About Trần Đình Hoành

I am an attorney in the Washington DC area, with a Doctor of Law in the US, attended the master program at the National School of Administration of Việt Nam, and graduated from Sài Gòn University Law School. I aso studied philosophy at the School of Letters in Sài Gòn. I have worked as an anti-trust attorney for Federal Trade Commission and a litigator for a fortune-100 telecom company in Washington DC. I have taught law courses for legal professionals in Việt Nam and still counsel VN government agencies on legal matters. I have founded and managed businesses for me and my family, both law and non-law. I have published many articles on national newspapers and radio stations in Việt Nam. In 1989 I was one of the founding members of US-VN Trade Council, working to re-establish US-VN relationship. Since the early 90's, I have established and managed VNFORUM and VNBIZ forum on VN-related matters; these forums are the subject of a PhD thesis by Dr. Caroline Valverde at UC-Berkeley and her book Transnationalizing Viet Nam. I translate poetry and my translation of "A Request at Đồng Lộc Cemetery" is now engraved on a stone memorial at Đồng Lộc National Shrine in VN. I study and teach the Bible and Buddhism. In 2009 I founded and still manage dotchuoinon.com on positive thinking and two other blogs on Buddhism. In 2015 a group of friends and I founded website CVD - Conversations on Vietnam Development (cvdvn.net).

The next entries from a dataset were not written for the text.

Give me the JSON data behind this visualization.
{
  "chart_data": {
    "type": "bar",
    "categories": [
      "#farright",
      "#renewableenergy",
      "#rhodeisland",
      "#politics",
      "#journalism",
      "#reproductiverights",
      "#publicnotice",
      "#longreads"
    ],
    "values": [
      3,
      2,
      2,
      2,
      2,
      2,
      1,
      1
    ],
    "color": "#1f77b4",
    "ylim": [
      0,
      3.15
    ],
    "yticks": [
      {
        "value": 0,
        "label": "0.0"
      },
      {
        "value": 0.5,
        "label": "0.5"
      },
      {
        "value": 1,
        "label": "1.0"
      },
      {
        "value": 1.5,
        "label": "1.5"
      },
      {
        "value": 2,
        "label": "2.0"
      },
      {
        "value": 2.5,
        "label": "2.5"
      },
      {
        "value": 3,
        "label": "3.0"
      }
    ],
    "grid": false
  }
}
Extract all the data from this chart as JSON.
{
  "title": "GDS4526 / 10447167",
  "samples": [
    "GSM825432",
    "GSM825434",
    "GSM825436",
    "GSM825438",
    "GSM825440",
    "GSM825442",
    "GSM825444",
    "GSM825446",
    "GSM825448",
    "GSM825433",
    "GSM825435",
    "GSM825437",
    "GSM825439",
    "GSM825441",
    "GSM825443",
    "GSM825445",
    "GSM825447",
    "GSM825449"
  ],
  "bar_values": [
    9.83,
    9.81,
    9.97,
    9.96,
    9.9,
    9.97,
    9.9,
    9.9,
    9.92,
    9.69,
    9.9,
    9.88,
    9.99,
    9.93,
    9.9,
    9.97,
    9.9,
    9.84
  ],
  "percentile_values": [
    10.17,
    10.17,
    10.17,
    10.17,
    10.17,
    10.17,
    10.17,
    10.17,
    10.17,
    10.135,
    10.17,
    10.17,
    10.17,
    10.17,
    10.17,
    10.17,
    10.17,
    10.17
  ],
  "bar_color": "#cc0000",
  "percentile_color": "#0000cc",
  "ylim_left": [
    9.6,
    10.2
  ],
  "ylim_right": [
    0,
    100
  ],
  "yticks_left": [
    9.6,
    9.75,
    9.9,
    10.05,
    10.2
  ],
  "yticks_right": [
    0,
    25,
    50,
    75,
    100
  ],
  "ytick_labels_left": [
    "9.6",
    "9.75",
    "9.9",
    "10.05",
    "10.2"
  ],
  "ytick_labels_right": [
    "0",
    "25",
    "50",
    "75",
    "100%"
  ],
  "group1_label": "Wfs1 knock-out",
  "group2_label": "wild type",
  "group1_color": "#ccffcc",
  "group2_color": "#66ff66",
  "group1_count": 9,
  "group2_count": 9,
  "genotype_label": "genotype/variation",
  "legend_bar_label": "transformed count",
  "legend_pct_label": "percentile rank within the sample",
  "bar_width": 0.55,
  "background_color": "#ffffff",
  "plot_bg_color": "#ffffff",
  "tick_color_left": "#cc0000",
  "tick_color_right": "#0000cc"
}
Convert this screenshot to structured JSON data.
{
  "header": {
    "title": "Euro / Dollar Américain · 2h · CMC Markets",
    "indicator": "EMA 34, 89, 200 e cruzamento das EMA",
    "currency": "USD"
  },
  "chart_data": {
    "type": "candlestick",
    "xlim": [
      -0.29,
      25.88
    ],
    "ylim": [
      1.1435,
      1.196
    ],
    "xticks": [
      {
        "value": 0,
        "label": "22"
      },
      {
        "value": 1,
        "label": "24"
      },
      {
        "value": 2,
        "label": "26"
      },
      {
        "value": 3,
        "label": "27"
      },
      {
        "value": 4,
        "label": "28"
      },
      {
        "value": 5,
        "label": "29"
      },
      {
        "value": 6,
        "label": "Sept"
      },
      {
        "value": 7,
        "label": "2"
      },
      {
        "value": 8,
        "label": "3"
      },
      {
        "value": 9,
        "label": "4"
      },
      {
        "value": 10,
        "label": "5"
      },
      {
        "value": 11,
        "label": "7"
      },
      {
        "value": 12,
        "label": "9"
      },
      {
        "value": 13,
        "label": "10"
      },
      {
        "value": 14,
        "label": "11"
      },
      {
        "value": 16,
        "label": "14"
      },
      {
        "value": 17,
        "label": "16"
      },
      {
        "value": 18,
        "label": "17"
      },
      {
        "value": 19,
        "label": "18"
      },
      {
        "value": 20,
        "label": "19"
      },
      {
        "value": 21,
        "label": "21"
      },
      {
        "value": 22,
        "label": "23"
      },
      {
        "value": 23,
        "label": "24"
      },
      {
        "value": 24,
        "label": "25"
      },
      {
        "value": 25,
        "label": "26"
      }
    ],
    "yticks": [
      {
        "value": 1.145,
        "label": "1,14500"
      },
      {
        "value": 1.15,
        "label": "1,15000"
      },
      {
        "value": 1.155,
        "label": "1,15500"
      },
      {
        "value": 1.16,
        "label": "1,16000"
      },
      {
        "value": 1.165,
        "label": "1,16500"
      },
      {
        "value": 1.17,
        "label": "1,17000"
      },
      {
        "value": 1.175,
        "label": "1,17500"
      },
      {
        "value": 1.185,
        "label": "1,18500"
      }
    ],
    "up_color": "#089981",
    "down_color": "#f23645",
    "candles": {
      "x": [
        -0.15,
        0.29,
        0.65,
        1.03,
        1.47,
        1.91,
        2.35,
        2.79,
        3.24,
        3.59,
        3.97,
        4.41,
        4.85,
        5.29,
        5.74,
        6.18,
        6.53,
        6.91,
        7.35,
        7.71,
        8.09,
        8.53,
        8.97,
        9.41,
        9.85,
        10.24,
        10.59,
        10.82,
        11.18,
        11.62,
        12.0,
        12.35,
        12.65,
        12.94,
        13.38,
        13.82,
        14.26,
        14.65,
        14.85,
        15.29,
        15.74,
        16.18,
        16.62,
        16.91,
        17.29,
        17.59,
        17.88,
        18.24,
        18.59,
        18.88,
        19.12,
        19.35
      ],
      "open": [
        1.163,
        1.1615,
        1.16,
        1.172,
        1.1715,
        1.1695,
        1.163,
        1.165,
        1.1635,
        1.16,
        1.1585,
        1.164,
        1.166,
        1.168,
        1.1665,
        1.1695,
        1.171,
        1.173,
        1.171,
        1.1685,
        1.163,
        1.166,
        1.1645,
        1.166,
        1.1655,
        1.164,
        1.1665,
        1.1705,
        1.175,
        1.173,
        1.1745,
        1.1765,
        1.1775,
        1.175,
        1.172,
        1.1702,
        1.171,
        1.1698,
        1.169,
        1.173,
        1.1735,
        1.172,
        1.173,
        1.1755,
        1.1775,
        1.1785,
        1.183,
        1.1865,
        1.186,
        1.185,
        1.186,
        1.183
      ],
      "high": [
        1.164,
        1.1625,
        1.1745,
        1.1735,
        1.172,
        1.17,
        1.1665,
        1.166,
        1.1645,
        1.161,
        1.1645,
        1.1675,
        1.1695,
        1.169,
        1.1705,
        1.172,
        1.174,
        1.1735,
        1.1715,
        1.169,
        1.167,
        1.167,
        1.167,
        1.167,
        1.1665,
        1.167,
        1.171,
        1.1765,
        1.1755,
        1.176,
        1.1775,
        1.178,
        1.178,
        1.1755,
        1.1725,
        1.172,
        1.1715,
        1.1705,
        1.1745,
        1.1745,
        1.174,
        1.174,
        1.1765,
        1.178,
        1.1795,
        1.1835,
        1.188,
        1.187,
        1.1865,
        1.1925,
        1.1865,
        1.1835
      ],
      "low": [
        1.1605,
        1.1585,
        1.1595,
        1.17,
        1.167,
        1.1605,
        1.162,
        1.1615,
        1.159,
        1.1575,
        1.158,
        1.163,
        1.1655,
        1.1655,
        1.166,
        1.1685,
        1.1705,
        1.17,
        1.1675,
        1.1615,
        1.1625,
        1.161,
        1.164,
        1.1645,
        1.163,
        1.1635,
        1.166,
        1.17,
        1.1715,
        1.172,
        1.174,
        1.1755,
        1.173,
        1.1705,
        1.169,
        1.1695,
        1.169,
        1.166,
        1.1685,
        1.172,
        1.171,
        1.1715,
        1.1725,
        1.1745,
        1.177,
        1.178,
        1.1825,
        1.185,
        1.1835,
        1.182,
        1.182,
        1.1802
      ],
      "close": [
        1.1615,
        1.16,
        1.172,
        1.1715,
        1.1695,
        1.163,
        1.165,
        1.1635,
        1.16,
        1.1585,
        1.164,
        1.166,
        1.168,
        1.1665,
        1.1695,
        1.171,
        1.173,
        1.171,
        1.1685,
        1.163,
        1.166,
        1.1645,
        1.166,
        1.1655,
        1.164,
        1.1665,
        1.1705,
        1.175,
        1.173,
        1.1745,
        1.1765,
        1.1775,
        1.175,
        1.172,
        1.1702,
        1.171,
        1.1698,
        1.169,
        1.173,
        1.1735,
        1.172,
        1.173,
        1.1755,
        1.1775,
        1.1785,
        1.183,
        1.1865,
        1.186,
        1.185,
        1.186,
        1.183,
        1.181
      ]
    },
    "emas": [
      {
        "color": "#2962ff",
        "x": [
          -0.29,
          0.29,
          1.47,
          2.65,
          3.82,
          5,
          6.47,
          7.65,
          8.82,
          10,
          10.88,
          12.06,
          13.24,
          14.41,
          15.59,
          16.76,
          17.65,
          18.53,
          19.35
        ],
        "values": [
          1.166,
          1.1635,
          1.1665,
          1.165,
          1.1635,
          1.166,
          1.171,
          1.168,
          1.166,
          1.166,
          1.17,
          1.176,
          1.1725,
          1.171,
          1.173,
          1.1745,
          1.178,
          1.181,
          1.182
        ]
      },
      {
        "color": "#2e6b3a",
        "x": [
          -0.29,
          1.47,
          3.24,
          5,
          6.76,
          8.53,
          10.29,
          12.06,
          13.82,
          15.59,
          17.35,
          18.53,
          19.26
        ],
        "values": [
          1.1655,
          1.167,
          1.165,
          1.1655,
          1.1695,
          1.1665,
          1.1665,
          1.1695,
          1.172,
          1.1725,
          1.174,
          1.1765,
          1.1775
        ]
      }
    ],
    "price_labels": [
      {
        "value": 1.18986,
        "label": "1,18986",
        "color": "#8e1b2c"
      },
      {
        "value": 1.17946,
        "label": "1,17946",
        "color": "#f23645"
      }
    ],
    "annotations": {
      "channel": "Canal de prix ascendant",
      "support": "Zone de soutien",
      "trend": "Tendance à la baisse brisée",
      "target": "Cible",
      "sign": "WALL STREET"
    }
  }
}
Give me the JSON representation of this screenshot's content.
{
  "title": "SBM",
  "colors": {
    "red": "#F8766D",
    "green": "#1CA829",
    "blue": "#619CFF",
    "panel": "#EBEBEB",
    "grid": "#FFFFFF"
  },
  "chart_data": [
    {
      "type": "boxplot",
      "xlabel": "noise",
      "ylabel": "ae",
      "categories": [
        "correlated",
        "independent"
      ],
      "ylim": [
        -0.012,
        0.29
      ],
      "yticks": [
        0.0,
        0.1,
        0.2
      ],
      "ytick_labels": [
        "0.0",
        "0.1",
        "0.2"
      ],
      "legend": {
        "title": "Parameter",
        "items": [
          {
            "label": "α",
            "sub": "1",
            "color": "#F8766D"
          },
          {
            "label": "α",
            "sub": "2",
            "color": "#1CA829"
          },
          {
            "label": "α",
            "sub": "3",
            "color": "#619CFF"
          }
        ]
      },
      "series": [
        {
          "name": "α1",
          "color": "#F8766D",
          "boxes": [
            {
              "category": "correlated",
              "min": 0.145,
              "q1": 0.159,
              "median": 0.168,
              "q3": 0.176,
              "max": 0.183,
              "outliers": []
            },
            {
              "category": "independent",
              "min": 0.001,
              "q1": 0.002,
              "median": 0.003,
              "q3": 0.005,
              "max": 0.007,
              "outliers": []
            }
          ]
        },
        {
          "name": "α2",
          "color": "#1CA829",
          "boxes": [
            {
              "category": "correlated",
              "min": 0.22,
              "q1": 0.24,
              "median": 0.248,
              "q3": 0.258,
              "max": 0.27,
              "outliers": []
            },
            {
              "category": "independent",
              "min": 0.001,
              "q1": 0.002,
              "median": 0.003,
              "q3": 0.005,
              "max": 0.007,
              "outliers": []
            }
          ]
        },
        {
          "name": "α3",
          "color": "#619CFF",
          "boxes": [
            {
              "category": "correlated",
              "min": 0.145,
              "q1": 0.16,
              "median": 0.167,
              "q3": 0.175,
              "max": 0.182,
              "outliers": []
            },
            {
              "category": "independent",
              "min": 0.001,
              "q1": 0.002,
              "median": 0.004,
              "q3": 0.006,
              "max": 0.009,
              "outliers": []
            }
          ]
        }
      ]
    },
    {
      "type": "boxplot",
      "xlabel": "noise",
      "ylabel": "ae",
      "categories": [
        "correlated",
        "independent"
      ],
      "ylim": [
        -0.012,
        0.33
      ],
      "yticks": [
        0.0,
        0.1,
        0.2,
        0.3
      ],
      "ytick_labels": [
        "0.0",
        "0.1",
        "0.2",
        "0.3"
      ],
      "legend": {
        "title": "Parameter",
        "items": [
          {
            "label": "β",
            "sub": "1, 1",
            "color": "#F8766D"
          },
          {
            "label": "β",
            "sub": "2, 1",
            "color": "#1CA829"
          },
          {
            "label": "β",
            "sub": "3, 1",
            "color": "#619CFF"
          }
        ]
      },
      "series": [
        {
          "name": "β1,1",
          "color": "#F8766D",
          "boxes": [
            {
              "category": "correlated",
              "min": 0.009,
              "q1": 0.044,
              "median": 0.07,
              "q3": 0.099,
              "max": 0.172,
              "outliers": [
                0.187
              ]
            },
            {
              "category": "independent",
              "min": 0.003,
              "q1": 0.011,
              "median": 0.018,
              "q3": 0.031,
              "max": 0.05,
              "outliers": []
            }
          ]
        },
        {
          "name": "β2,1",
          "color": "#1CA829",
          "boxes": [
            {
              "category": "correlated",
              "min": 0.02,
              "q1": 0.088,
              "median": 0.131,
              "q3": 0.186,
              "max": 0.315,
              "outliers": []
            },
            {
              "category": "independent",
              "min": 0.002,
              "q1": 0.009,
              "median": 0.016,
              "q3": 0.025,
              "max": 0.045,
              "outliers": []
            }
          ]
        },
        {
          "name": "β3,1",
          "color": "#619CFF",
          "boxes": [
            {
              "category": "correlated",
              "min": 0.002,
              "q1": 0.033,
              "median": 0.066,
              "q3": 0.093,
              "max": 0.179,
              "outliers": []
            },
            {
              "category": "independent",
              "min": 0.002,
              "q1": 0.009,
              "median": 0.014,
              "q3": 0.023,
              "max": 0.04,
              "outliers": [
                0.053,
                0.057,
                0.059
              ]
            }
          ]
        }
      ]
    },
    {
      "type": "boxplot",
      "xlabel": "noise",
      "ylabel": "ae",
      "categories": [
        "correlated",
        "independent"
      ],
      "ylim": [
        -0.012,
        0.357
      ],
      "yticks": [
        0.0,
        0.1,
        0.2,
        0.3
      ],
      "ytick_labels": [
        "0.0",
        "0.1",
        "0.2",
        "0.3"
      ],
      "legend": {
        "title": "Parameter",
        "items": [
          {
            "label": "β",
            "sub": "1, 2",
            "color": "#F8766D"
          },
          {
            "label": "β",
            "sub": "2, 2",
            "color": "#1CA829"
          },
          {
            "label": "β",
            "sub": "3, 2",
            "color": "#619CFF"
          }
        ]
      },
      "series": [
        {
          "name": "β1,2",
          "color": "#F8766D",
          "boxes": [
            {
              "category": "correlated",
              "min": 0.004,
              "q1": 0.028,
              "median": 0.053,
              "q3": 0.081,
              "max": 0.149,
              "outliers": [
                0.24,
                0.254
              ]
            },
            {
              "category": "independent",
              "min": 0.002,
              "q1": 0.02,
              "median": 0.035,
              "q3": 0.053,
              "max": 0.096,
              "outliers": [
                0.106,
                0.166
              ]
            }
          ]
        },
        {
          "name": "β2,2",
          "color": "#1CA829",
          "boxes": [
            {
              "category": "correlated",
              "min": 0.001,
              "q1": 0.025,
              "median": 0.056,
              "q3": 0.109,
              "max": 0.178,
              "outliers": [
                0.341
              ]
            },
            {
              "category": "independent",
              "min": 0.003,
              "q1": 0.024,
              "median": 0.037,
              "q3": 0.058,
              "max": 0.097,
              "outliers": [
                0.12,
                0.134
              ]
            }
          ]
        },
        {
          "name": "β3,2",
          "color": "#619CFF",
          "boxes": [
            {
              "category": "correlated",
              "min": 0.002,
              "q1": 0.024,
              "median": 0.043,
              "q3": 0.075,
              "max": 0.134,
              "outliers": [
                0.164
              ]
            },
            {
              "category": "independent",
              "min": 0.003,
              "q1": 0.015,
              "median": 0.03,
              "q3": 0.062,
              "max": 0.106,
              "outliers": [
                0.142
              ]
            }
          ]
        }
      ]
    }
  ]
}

I study the art of leadership with many friends who are religious, business and government leaders from many countries. In October 2011 Phu Nu Publishing House in Hanoi published my book "Positive Thinking to Change Your Life", in Vietnamese (TƯ DUY TÍCH CỰC Thay Đổi Cuộc Sống). In December 2013 Phu Nu Publishing House published my book "10 Core Values for Success". I practice Jiu Jitsu and Tai Chi for health, and play guitar as a hobby, usually accompanying my wife Trần Lê Túy Phượng, aka singer Linh Phượng.